Crop rotation – using multiple beds from year to year:
Plants with high, moderate and low nutritional needs and green manure should be rotated on an annual basis. If you grow heavy feeders such as potatoes, you should leave that spot fallow the following year and instead plant your hungrier vegetables in a bed that was previously used for plants with moderate nutritional needs (carrots, lettuce). Plants with low nutritional needs, such as radishes, should be moved to a bed in which green manure was grown.
STIHL pro tip: planting out onions correctly
Onions are a rewarding crop and easy to grow in a vegetable garden. We have a few planting tips that may help to make the work easier: if you plant onion sets when they are dry, moisture in soil can cause them to swell up and push their way out of the ground, so you may find that your onions “unplant” themselves. To prevent this, soak your onion sets in lukewarm water, preferably overnight, before planting them. First, make sure that the tip with the shoot protrudes clearly above the soil, then scatter a little soil over the top so that blackbirds do not pull the onions out of the ground. You should only buy onion sets with bulbs about the size of a hazelnut, as these are less likely to shoot later on. With many shallot types (elongated, often reddish bulbs), large bulbs produce the greatest harvest.
Keeping your vegetable garden healthy means allowing it to rest from time to time. During these fallow seasons, planting green manure plants in your vegetable garden is a good way of providing the soil with valuable nutrients while also suppressing weeds. Clovers and lupins are good green manure varieties. Sow seeds for green manure in autumn; after harvesting, leave them over the winter, then cut them down and dig the cuttings into the soil, where they can provide goodness for bumper crops. It’s also worth planting green manure if you plan to leave a bed empty for an extended period.
Your vegetable garden need not go unattended during the cold season. Winter vegetables such as various types of cabbage or lamb’s lettuce are ideal for a late harvest. Our guide also explains how to winterproof your vegetable patch.

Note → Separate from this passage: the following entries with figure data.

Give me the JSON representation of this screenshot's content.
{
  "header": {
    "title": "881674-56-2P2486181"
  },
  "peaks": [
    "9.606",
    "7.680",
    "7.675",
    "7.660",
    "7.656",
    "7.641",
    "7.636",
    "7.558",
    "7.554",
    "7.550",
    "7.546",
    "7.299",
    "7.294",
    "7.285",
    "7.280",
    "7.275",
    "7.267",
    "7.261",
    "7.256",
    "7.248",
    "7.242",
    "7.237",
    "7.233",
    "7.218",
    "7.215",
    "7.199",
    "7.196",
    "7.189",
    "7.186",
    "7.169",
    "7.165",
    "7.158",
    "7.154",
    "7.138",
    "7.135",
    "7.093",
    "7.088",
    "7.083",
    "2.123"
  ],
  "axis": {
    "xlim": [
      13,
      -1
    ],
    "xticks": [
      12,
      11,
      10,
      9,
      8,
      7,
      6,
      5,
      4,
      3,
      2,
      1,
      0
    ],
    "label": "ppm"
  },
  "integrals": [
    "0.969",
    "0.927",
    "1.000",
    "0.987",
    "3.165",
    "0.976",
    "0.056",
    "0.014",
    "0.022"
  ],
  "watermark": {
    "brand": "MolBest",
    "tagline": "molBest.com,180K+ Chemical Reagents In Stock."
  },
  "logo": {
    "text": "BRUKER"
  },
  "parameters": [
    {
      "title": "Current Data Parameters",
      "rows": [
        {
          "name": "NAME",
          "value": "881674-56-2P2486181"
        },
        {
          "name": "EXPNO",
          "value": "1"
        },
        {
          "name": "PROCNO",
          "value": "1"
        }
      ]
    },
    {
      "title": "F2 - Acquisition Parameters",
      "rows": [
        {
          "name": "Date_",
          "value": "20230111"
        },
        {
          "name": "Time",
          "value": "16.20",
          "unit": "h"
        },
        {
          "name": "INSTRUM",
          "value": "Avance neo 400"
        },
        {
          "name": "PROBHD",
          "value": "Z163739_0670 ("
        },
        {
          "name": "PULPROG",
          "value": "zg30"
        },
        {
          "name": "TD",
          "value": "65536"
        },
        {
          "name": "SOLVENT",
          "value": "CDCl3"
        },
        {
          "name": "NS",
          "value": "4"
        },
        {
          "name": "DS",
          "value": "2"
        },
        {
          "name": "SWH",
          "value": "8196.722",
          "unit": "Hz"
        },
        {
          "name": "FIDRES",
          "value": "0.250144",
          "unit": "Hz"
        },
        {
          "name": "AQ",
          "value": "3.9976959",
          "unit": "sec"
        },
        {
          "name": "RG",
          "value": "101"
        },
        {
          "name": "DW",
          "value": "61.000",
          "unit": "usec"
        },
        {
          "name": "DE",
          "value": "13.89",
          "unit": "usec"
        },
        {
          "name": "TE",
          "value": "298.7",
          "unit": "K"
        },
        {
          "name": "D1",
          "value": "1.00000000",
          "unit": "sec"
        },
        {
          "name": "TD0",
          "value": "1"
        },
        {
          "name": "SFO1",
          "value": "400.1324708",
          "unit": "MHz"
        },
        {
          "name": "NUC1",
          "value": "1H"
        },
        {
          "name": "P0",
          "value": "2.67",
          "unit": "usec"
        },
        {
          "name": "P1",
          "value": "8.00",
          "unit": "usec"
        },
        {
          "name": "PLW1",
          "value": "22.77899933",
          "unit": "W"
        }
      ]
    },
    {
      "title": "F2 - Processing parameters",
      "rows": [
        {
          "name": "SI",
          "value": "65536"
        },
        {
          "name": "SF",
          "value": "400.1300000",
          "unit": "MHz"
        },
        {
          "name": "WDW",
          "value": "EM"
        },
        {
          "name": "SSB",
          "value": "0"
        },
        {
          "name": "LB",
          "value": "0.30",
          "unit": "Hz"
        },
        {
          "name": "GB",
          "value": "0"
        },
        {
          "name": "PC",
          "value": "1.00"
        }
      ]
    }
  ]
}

If you rake your vegetable patch regularly, you will not need to water it too often. Raking affects the soil structure by causing less water to evaporate. Just how much water you need to provide depends on what you’re growing, as well as the weather, of course. Please note that it is generally better to water generously but less frequently than to water little and often. Collected rainwater is perfect for watering your plants.
We recommend leaving your vegetable garden to rest completely every three years so that it can regenerate. If it is constantly occupied by plants, the soil quality can deteriorate in the long term and the nutrients become depleted.
You can plant a vegetable garden either in autumn or in spring. It is important that the weather is not too hot or frosty. We recommend planting a vegetable garden in spring so that the patch does not become overgrown during autumn and the often mild winters.
When you plant which vegetables depends on your own preferences. Early potatoes can be planted in spring from April. Chard or carrots can also be sown from April to June. A little later, you can plant peppers and beetroot in the bed. In late summer, radishes and lamb's lettuce can grow again.
The right soil for most vegetables is deep, loose and nutritious, without stones and weeds. Depending on the condition of the soil, you should work compost or natural fertiliser into it in preparation. Soil analysis provides clarity about the needs of the soil.
Vegetables that attract similar pests or that take away each other's nutrients are not compatible. For example, potatoes, tomatoes and carrots are less likely to fit together in a bed. Peppers, potatoes and peas are also not particularly compatible. Onions and dill are also not great planted together.
Vegetables that come from different plant families go together as they keep pests and fungi away from each other. Good neighbours in the bed also don't take nutrients away from each other. Carrots, for example, go well with onions, leeks or peas. Potatoes get along well with cabbage or spinach. Beetroot and cabbage also harmonise well.